I've never had a blower, so not sure how much I need. Going to be using it to clean off farm equip, clean gutters with an extension tube, and use to manage fire lines and make fire breaks in timber during controlled burns. 

Some local guys swear by the Stihl Br 600. Is a bit more than I was hoping to spend, but if that's what it takes, I guess. Looking at the echo 500 and 580, both the same price, so not sure how or why they sell the 500... 

Anyway, how much is enough when moving leaves in the timber?


----------



## fordf150 (Jan 10, 2016)

PB-500 is discontinued and thats the reason for the more powerful one at the same price. It was replaced this fall but you will still see them listed and on dealer shelves while the inventory of them is depleted.


----------



## nwmo_aggie (Jan 10, 2016)

Makes sense. Do they have enough output to accomplish what I want to do?


----------



## LegDeLimber (Jan 10, 2016)

PB-500 comes tuned very lean. The carb has a set of very small screws (about 2mm head, "D" shaped )
embedded deeply in the side.
A real pain in the rear to dig out with a dremal.
Local dealer wouldn't even discuss there being a tool for them.
Also has a weird intake system. Reeds in the port transfer port caps
Another one in the carburetor block. 
It breathes sort of like a strato in that it draws strait air throgh the port reeds.
the reed in the carb block is where the air & fuel mix come from the carb. this feed into the crank case. etc and so on....

Only reason I have this one was it was too cheap priced to walk from at a yard sale.
I'm just using it to play around with in the ports and such.

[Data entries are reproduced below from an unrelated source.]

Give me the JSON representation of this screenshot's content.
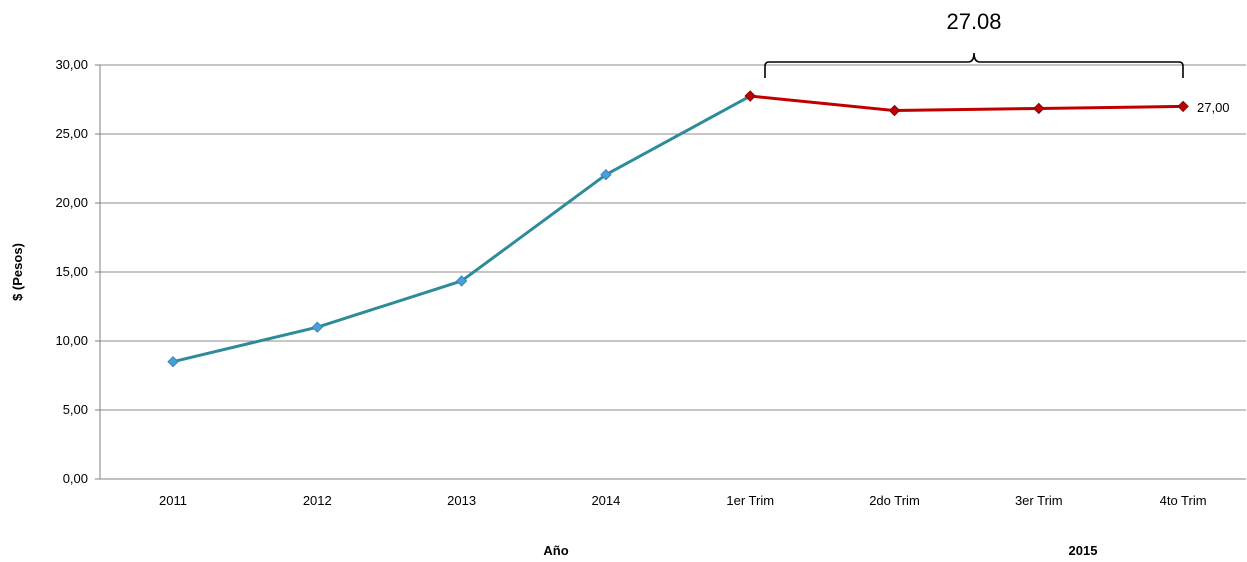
{
  "chart_data": {
    "type": "line",
    "title": "",
    "xlabel": "Año",
    "ylabel": "$ (Pesos)",
    "ylim": [
      0,
      30
    ],
    "yticks": [
      "0,00",
      "5,00",
      "10,00",
      "15,00",
      "20,00",
      "25,00",
      "30,00"
    ],
    "grid": "horizontal",
    "categories": [
      "2011",
      "2012",
      "2013",
      "2014",
      "1er Trim",
      "2do Trim",
      "3er Trim",
      "4to Trim"
    ],
    "series": [
      {
        "values": [
          8.5,
          11.0,
          14.35,
          22.05,
          27.75,
          null,
          null,
          null
        ],
        "color": "#2e8b9a",
        "marker_color": "#4a9fd4"
      },
      {
        "values": [
          null,
          null,
          null,
          null,
          27.75,
          26.7,
          26.85,
          27.0
        ],
        "color": "#c00000",
        "marker_color": "#c00000"
      }
    ],
    "group_label": "2015",
    "bracket_annotation": "27.08",
    "end_value_label": "27,00"
  }
}
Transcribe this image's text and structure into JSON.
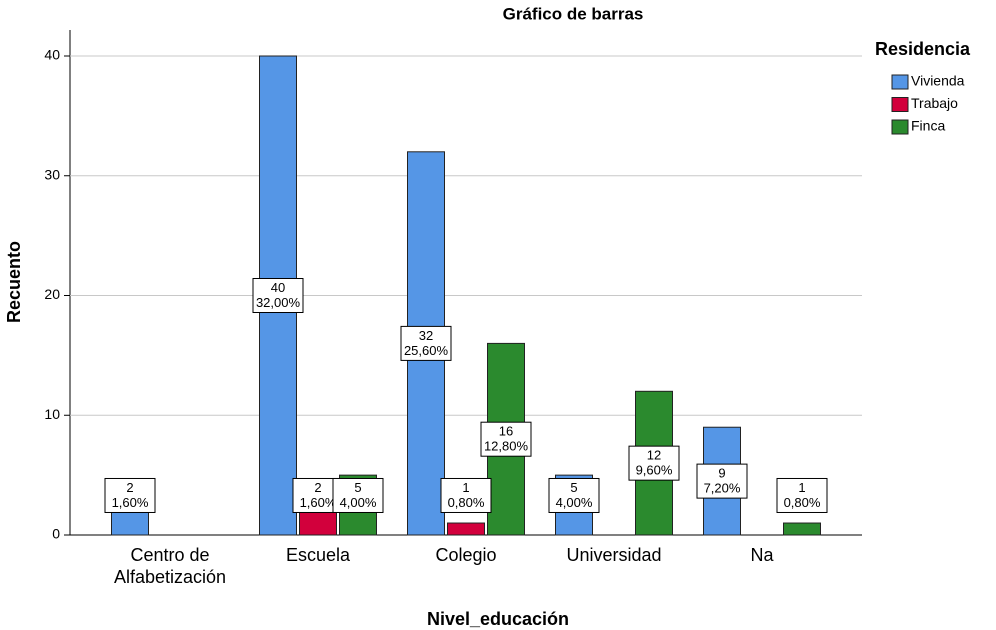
{
  "chart_data": {
    "type": "bar",
    "title": "Gráfico de barras",
    "x_label": "Nivel_educación",
    "y_label": "Recuento",
    "legend_title": "Residencia",
    "legend": "right",
    "grid": true,
    "categories": [
      "Centro de Alfabetización",
      "Escuela",
      "Colegio",
      "Universidad",
      "Na"
    ],
    "series": [
      {
        "name": "Vivienda",
        "color": "#5596e6",
        "values": [
          2,
          40,
          32,
          5,
          9
        ],
        "percents": [
          1.6,
          32,
          25.6,
          4,
          7.2
        ],
        "percent_labels": [
          "1,60%",
          "32,00%",
          "25,60%",
          "4,00%",
          "7,20%"
        ]
      },
      {
        "name": "Trabajo",
        "color": "#d2003c",
        "values": [
          null,
          2,
          1,
          null,
          null
        ],
        "percents": [
          null,
          1.6,
          0.8,
          null,
          null
        ],
        "percent_labels": [
          null,
          "1,60%",
          "0,80%",
          null,
          null
        ]
      },
      {
        "name": "Finca",
        "color": "#2b8a2e",
        "values": [
          null,
          5,
          16,
          12,
          1
        ],
        "percents": [
          null,
          4,
          12.8,
          9.6,
          0.8
        ],
        "percent_labels": [
          null,
          "4,00%",
          "12,80%",
          "9,60%",
          "0,80%"
        ]
      }
    ],
    "ylim": [
      0,
      40
    ],
    "yticks": [
      0,
      10,
      20,
      30,
      40
    ]
  }
}
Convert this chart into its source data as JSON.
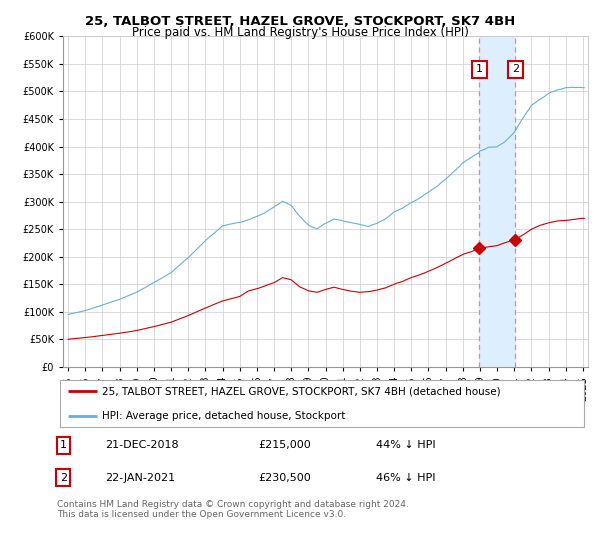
{
  "title": "25, TALBOT STREET, HAZEL GROVE, STOCKPORT, SK7 4BH",
  "subtitle": "Price paid vs. HM Land Registry's House Price Index (HPI)",
  "legend_entry1": "25, TALBOT STREET, HAZEL GROVE, STOCKPORT, SK7 4BH (detached house)",
  "legend_entry2": "HPI: Average price, detached house, Stockport",
  "annotation1_date": "21-DEC-2018",
  "annotation1_price": "£215,000",
  "annotation1_hpi": "44% ↓ HPI",
  "annotation2_date": "22-JAN-2021",
  "annotation2_price": "£230,500",
  "annotation2_hpi": "46% ↓ HPI",
  "footnote": "Contains HM Land Registry data © Crown copyright and database right 2024.\nThis data is licensed under the Open Government Licence v3.0.",
  "hpi_color": "#6baed6",
  "price_color": "#cc0000",
  "shaded_color": "#ddeeff",
  "ylim": [
    0,
    600000
  ],
  "yticks": [
    0,
    50000,
    100000,
    150000,
    200000,
    250000,
    300000,
    350000,
    400000,
    450000,
    500000,
    550000,
    600000
  ],
  "transaction1_year": 2018.97,
  "transaction2_year": 2021.06,
  "transaction1_price": 215000,
  "transaction2_price": 230500
}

I've got a picture of one of the screws in this thread. It's a bit chewed up from my clumsy extraction though.
http://www.arboristsite.com/communi...backpack-blower-bogs-at-full-throttle.263144/


----------



## ANewSawyer (Jan 12, 2016)

Have a look at the Shindaiwa EB802T. Needs a muffler mod but by all reports, that is only a couple of screws away.


----------